Optimizing Procurement Decisions With Can-Order Policy: The Case Study Of Vietgreen Limited Company
Abstract
According to Kantar's "FMCG Monitor FY 2023" report, in terms of the
macroeconomic picture, Vietnam ends 2023 with a GDP growth rate of 5.05%, lower
than the target of 6% set by the state. However, in the context of current global economic
challenges, this growth rate is still a significant achievement compared to other countries
in the region. However, when looking at the growth rate of the retail and service
industry, 2023 only recorded an increase of 9.6% over the same period last year. This
number is predicted to be lower, reaching only 9% in 2024. In addition, consumers are
willing to spend heavily on health care-related products. According to Kantar, 85% of
customers are willing to pay more for healthy products. It is stated that experiencing
continuous instability from the pandemic to the economy, consumers have gradually
changed their spending priorities. Health is given top priority, meanwhile, products that
do not directly affect the body will have their budgets cut. Precisely predicting demand
enables organizations to strategically manage production, inventory, and logistics,
resulting in decreased occurrences of stockouts and unnecessary manufacturing.

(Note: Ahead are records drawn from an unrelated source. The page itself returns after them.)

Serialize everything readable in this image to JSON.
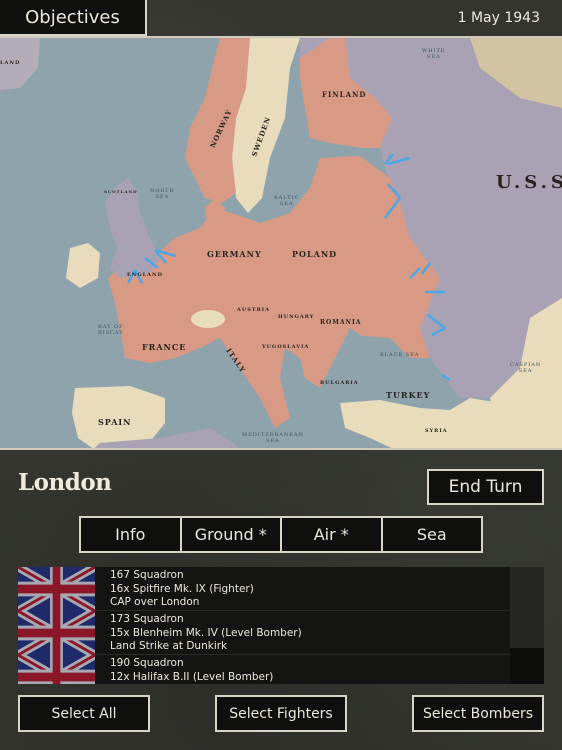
{
  "topbar": {
    "objectives_label": "Objectives",
    "date": "1 May 1943"
  },
  "map": {
    "colors": {
      "sea": "#8fa3ad",
      "axis": "#d89a84",
      "allies": "#a9a2b4",
      "neutral": "#e8dcbc",
      "attack_arrow": "#4aa8e8",
      "axis_city": "#c81818",
      "allied_unit": "#3a8ad8"
    },
    "country_labels": [
      {
        "text": "GERMANY",
        "size": 8
      },
      {
        "text": "POLAND",
        "size": 8
      },
      {
        "text": "FRANCE",
        "size": 8
      },
      {
        "text": "FINLAND",
        "size": 7
      },
      {
        "text": "NORWAY",
        "size": 7
      },
      {
        "text": "SWEDEN",
        "size": 7
      },
      {
        "text": "SPAIN",
        "size": 8
      },
      {
        "text": "TURKEY",
        "size": 8
      },
      {
        "text": "ROMANIA",
        "size": 6
      },
      {
        "text": "HUNGARY",
        "size": 5
      },
      {
        "text": "AUSTRIA",
        "size": 5
      },
      {
        "text": "YUGOSLAVIA",
        "size": 5
      },
      {
        "text": "BULGARIA",
        "size": 5
      },
      {
        "text": "ITALY",
        "size": 7
      },
      {
        "text": "ENGLAND",
        "size": 5
      },
      {
        "text": "SCOTLAND",
        "size": 4
      },
      {
        "text": "SYRIA",
        "size": 5
      },
      {
        "text": "U.S.S",
        "size": 18
      },
      {
        "text": "LAND",
        "size": 5
      }
    ],
    "sea_labels": [
      {
        "text": "NORTH\nSEA"
      },
      {
        "text": "BALTIC\nSEA"
      },
      {
        "text": "BLACK SEA"
      },
      {
        "text": "BAY OF\nBISCAY"
      },
      {
        "text": "MEDITERRANEAN\nSEA"
      },
      {
        "text": "WHITE\nSEA"
      },
      {
        "text": "CASPIAN\nSEA"
      }
    ]
  },
  "panel": {
    "city_name": "London",
    "end_turn_label": "End Turn",
    "tabs": [
      {
        "label": "Info"
      },
      {
        "label": "Ground *"
      },
      {
        "label": "Air *"
      },
      {
        "label": "Sea"
      }
    ],
    "units": [
      {
        "name": "167 Squadron",
        "aircraft": "16x Spitfire Mk. IX (Fighter)",
        "mission": "CAP over London",
        "flag": "union-jack"
      },
      {
        "name": "173 Squadron",
        "aircraft": "15x Blenheim Mk. IV (Level Bomber)",
        "mission": "Land Strike at Dunkirk",
        "flag": "union-jack"
      },
      {
        "name": "190 Squadron",
        "aircraft": "12x Halifax B.II (Level Bomber)",
        "mission": "",
        "flag": "union-jack"
      }
    ],
    "scroll_position": 0,
    "buttons": {
      "select_all": "Select All",
      "select_fighters": "Select Fighters",
      "select_bombers": "Select Bombers"
    }
  }
}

Companies can optimize inventory levels, save expenses, and improve customer service
by utilizing past data and other factors to forecast future demand. This study aims to
provide an optimal solution relating to minimizing total procurement process cost, with
relation to ordering cost, backorder cost, and holding cost, the inventory management
and procurement lead time will be taken under consideration. In order to account for the
association between numerous items and their integrated replenishment at regular
intervals, this paper suggests a MILP model for a periodic COP, a popular multi-item
replenishment approach. The input data of all the parameters had been taken directly
from the performance index of the company in 2023.